Gaz de schiste: Lucien Bouchard remplace André Caillé

Le Soleil

(Québec) Le Parti québécois (PQ) a avalé un peu de travers à deux reprises, mardi. D'abord, en apprenant la nomination de son ancienne ministre Diane Lemieux à la tête de la Commission de la construction du Québec. Ensuite, en constatant que l'ancien premier ministre péquiste Lucien Bouchard succédera à André Caillé à la présidence de l'Association pétrolière et gazière du Québec (APGQ).

Mais pas question pour le PQ de battre en retraite, ni sur le moratoire qu'il réclame sur l'exploration et l'exploitation des gaz de schiste, ni sur la création d'une commission d'enquête publique sur l'industrie de la construction et ses ramifications.

Par voie de communiqué, Lucien Bouchard n'a pas fait mystère de sa position: «Je vois la découverte au Québec de volumes importants de gaz naturel comme un atout très important pour notre développement économique et le financement des missions de notre État.»

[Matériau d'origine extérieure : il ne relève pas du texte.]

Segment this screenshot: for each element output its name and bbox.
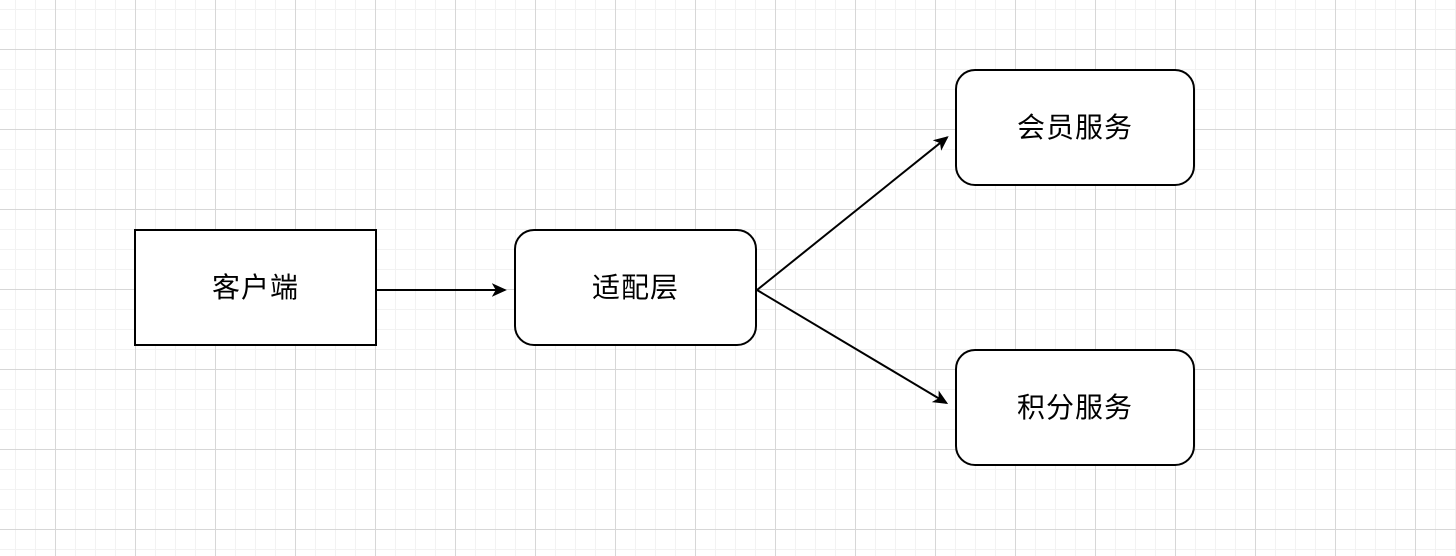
edge-adapter-to-member-service [756, 136, 949, 291]
edge-adapter-to-points-service [756, 289, 949, 404]
node-client-label: 客户端 [211, 271, 299, 303]
node-adapter[interactable]: 适配层 [514, 229, 757, 346]
node-points-service-label: 积分服务 [1016, 391, 1133, 423]
node-member-service-label: 会员服务 [1016, 111, 1133, 143]
node-adapter-label: 适配层 [591, 271, 679, 303]
node-member-service[interactable]: 会员服务 [955, 69, 1195, 186]
node-client[interactable]: 客户端 [134, 229, 377, 346]
node-points-service[interactable]: 积分服务 [955, 349, 1195, 466]
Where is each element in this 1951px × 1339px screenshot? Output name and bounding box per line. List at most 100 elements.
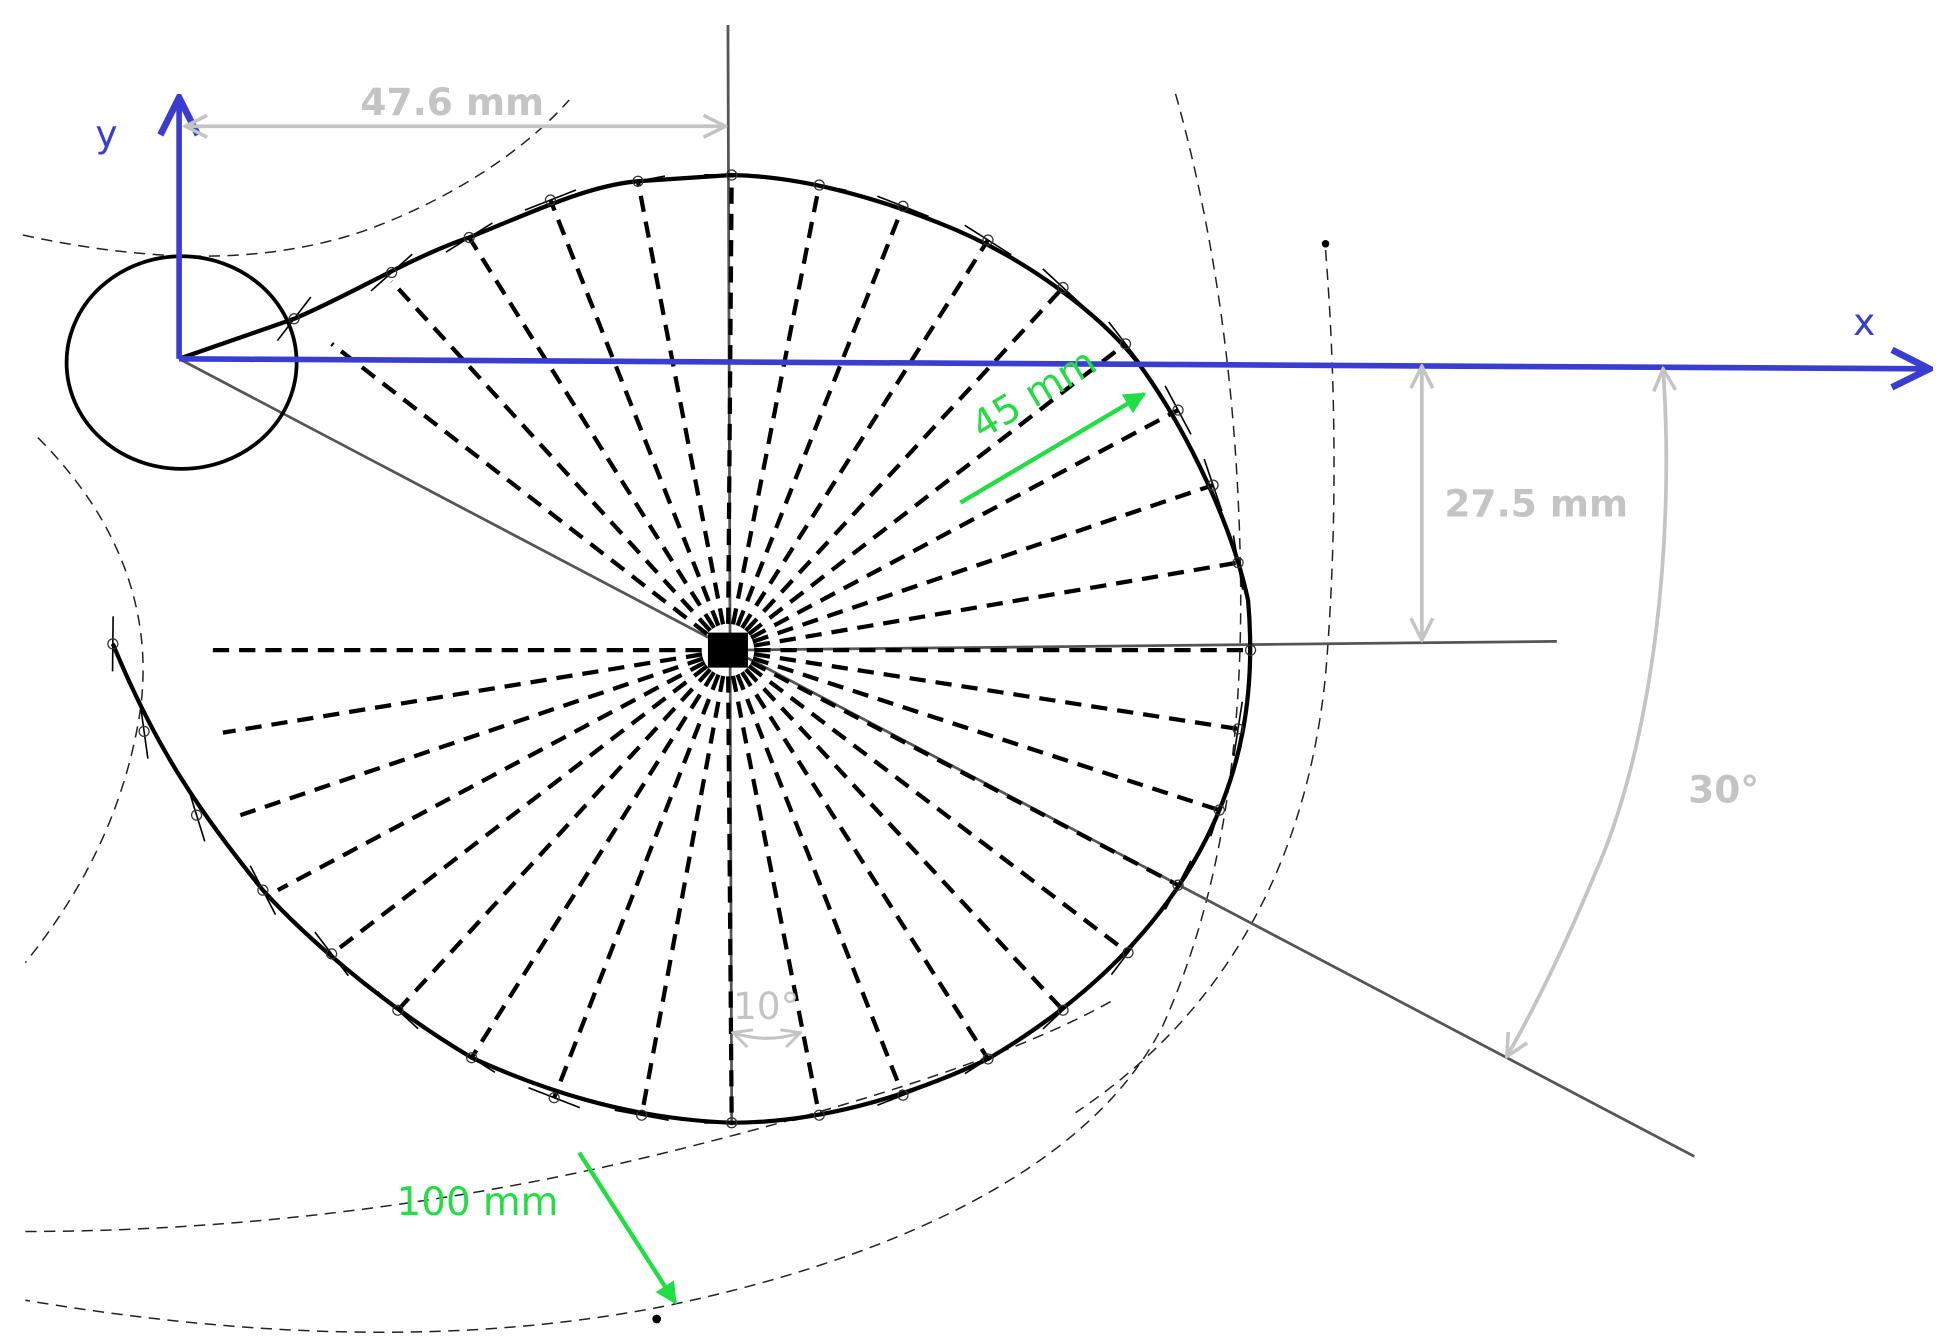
dashed-ray <box>727 648 1239 731</box>
arc-endpoint-dot <box>1321 240 1330 248</box>
profile-point-marker <box>190 809 203 821</box>
profile-point-marker <box>1119 338 1132 350</box>
dashed-ray <box>330 648 730 956</box>
tick-mark <box>1164 860 1192 910</box>
dashed-ray <box>726 286 1065 652</box>
dashed-ray <box>726 648 990 1061</box>
profile-point-marker <box>1172 879 1184 891</box>
profile-point-marker <box>138 725 150 738</box>
profile-point-marker <box>632 175 644 187</box>
vertical-offset-label: 27.5 mm <box>1444 481 1628 525</box>
horizontal-center-line <box>727 639 1557 652</box>
dashed-ray <box>726 648 1130 955</box>
tick-mark <box>445 222 493 253</box>
profile-point-marker <box>288 313 300 325</box>
upper-left-arc <box>22 99 570 257</box>
profile-point-marker <box>897 200 909 212</box>
tick-mark <box>610 175 666 188</box>
inner-right-arc <box>1075 249 1335 1114</box>
dashed-ray <box>552 649 730 1099</box>
tick-mark <box>1108 321 1143 367</box>
profile-tick-marks <box>107 169 1257 1129</box>
tick-mark <box>524 189 577 211</box>
profile-point-marker <box>982 1053 994 1065</box>
cam-profile-curve <box>110 172 1253 1125</box>
profile-point-marker <box>463 231 475 244</box>
dashed-ray <box>726 648 1180 888</box>
tick-mark <box>877 195 929 218</box>
tick-mark <box>276 296 312 342</box>
profile-point-marker <box>107 638 119 650</box>
base-radius-arrow <box>959 391 1147 505</box>
dashed-ray <box>727 648 1220 813</box>
dashed-ray <box>222 648 729 735</box>
construction-arcs <box>22 93 1335 1334</box>
profile-point-marker <box>726 169 738 181</box>
dashed-ray <box>639 649 731 1116</box>
profile-point-marker <box>1232 723 1244 735</box>
outer-right-arc <box>25 93 1242 1334</box>
dimension-annotations: 47.6 mm 27.5 mm 30° 10° <box>185 80 1759 1056</box>
tick-mark <box>370 253 413 292</box>
dashed-ray <box>390 279 730 652</box>
profile-point-marker <box>897 1089 909 1101</box>
increment-angle-arc <box>733 1033 801 1039</box>
left-arc <box>24 437 144 964</box>
tick-mark <box>964 224 1012 256</box>
tick-mark <box>1110 930 1146 976</box>
outer-radius-arrow <box>577 1151 678 1305</box>
profile-point-marker <box>1057 1004 1069 1016</box>
dashed-ray <box>725 205 905 651</box>
dashed-ray <box>727 483 1214 653</box>
increment-angle-label: 10° <box>733 984 799 1028</box>
tick-mark <box>377 991 419 1030</box>
tick-mark <box>1232 535 1244 590</box>
profile-point-marker <box>1172 404 1184 416</box>
dashed-ray <box>396 648 730 1012</box>
profile-point-marker <box>326 948 338 960</box>
profile-point-marker <box>466 1052 478 1064</box>
tick-mark <box>964 1043 1012 1075</box>
profile-point-marker <box>257 884 269 896</box>
profile-point-marker <box>1232 556 1244 569</box>
dashed-ray <box>635 180 731 651</box>
profile-point-marker <box>1213 804 1225 816</box>
x-axis-label: x <box>1853 300 1875 344</box>
tick-mark <box>1233 701 1244 757</box>
arc-endpoint-dot-bottom <box>652 1314 662 1324</box>
dashed-ray <box>467 236 730 652</box>
profile-point-marker <box>1122 947 1134 959</box>
tick-mark <box>792 1109 847 1122</box>
angle-label: 30° <box>1688 768 1759 812</box>
dashed-ray <box>725 184 822 651</box>
dashed-ray <box>548 199 730 651</box>
tick-mark <box>314 931 350 977</box>
construction-lines <box>178 24 1696 1158</box>
tick-mark <box>1042 990 1084 1030</box>
horizontal-offset-label: 47.6 mm <box>360 80 544 124</box>
profile-point-marker <box>813 1109 825 1121</box>
profile-point-marker <box>386 266 398 279</box>
tick-mark <box>877 1084 929 1107</box>
dashed-ray <box>726 648 1065 1012</box>
dashed-ray <box>725 649 905 1096</box>
angled-30deg-line <box>178 357 1696 1158</box>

Optimiste, le président sortant de l'APGQ, André Caillé, s'est dit «convaincu» que M. Bouchard «sera en mesure de rallier les Québécois autour de ce projet créateur de richesses» que constitue selon lui l'exploitation des gaz de schiste au Québec.

Les derniers mois ont été difficiles pour M. Caillé sur le plan personnel. Il a souvent été hué dans des assemblées publiques.

En entrevue au <I>Soleil<$>, mardi, la vice-première ministre du Québec, Nathalie Normandeau, s'est réjouie de la nomination de M. Bouchard.

Il est un «homme de gros bon sens, crédible et rigoureux». Son arrivée dans le dossier est de nature à «assainir» un débat qui a trop dérapé, selon elle.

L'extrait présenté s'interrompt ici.